Context
An automated insulin delivery (AID) system adjusts insulin delivery based on continuous glucose monitor (CGM) sensor data. In this safety-critical medical context, “provability” is the highest level of assurance that the control algorithm will never command a dosage that could lead to severe hypoglycemia (dangerously low blood sugar), regardless of sensor noise or software state transitions. Relying on testing alone is insufficient for such life-critical logic; mathematical proof of safety properties is required for certification and patient safety.
Trigger
The control algorithm calculates a new insulin infusion rate based on the latest sensor readings and patient history.
Acceptance Criteria
- 100% of the core control-law implementation is formally verified against a mathematical model of the safety constraints (e.g., using TLA+, Coq, or bounded model checking).

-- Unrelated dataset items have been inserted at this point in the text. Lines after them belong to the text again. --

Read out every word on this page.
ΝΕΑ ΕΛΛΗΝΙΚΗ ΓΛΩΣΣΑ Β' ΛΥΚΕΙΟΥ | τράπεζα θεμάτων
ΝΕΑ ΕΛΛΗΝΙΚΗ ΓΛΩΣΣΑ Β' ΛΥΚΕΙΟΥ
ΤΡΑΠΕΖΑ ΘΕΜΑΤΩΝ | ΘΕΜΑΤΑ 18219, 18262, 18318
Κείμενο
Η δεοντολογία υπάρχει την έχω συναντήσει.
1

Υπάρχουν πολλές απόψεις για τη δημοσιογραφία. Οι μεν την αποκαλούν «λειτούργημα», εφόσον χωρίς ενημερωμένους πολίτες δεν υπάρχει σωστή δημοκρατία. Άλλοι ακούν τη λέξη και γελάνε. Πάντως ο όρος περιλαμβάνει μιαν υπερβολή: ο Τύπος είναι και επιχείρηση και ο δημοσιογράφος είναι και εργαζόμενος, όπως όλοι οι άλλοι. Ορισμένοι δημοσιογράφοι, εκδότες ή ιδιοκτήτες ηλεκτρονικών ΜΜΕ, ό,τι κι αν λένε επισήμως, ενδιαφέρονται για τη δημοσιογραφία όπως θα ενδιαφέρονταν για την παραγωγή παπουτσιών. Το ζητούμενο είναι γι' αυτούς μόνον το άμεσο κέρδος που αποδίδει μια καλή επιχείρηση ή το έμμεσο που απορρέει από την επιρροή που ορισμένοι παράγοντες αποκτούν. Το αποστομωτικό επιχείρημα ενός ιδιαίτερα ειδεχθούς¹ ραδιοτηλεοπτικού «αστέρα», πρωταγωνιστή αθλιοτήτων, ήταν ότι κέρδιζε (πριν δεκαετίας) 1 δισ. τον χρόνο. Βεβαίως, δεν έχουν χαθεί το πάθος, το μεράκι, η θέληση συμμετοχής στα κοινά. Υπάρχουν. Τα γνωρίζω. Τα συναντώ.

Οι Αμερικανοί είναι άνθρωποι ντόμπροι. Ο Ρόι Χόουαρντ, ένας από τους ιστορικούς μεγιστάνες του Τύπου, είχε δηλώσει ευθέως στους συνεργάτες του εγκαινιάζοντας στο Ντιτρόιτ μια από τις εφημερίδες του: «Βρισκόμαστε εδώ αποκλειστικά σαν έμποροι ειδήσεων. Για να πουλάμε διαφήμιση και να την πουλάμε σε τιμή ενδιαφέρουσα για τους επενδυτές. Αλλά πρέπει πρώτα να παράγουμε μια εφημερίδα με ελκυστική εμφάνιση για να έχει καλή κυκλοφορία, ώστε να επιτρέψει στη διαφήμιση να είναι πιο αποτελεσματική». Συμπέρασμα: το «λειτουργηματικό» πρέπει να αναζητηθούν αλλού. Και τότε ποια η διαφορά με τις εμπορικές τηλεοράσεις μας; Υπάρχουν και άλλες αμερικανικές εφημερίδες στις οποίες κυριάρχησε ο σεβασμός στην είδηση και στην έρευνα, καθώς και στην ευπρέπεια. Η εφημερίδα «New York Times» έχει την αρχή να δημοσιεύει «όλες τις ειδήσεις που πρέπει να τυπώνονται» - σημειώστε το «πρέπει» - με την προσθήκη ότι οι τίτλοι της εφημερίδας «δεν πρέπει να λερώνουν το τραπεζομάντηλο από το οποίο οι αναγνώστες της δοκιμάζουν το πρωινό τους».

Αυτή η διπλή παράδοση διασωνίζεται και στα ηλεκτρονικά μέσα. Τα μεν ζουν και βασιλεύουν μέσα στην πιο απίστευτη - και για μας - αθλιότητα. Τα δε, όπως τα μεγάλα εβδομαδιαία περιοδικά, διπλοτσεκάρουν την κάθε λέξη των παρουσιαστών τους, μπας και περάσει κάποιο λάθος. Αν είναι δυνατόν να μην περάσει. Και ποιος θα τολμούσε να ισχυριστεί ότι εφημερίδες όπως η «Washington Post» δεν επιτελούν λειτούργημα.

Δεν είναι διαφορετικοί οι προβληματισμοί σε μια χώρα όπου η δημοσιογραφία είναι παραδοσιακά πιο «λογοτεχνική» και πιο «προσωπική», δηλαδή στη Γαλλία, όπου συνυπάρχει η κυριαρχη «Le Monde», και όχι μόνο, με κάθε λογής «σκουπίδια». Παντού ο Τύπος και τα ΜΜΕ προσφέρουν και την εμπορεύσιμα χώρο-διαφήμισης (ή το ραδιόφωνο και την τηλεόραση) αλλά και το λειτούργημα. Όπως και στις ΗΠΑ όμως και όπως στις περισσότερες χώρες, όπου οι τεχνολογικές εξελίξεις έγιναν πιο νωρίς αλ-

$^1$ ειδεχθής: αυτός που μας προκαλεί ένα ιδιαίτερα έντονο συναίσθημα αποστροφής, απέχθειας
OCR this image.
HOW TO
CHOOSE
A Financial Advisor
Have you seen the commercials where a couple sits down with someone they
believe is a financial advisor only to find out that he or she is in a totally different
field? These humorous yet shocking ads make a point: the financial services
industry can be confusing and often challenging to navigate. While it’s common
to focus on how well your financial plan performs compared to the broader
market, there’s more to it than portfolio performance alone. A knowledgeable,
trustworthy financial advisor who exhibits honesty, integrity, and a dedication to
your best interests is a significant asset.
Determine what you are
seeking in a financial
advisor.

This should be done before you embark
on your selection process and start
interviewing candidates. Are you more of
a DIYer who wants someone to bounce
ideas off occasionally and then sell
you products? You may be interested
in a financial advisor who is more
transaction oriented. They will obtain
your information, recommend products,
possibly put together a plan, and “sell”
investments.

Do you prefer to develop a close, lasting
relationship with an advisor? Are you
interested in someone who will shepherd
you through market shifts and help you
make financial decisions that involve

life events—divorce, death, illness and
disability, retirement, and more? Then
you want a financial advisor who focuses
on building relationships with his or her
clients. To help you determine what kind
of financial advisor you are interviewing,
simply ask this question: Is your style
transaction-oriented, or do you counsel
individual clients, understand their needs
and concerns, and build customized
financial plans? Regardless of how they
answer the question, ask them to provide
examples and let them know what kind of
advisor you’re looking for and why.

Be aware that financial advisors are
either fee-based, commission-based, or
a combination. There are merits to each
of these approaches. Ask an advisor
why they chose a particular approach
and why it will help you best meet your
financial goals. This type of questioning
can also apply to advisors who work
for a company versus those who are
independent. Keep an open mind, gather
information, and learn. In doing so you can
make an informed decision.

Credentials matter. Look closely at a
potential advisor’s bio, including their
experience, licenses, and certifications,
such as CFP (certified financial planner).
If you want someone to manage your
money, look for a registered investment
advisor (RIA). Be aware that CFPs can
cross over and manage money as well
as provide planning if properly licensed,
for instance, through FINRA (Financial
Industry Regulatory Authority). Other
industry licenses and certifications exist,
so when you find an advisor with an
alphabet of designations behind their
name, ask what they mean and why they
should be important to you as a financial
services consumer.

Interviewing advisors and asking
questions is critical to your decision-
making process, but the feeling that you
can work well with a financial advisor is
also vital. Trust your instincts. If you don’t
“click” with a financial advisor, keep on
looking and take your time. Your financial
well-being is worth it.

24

- Formal Proof: The system must provide machine-checkable proof that no combination of inputs within the defined physiological range can result in a “Max Basal” command exceeding the patient-specific safety limit defined by the physician.
- State Invariants: All safety-critical state variables (e.g.,
active_insulin,current_glucose_trend) are proven to remain within valid bounds across all defined state transitions. - Verification Artifacts: Proof scripts or model-checking logs are generated for every version of the control module, showing zero counter-examples to the safety properties.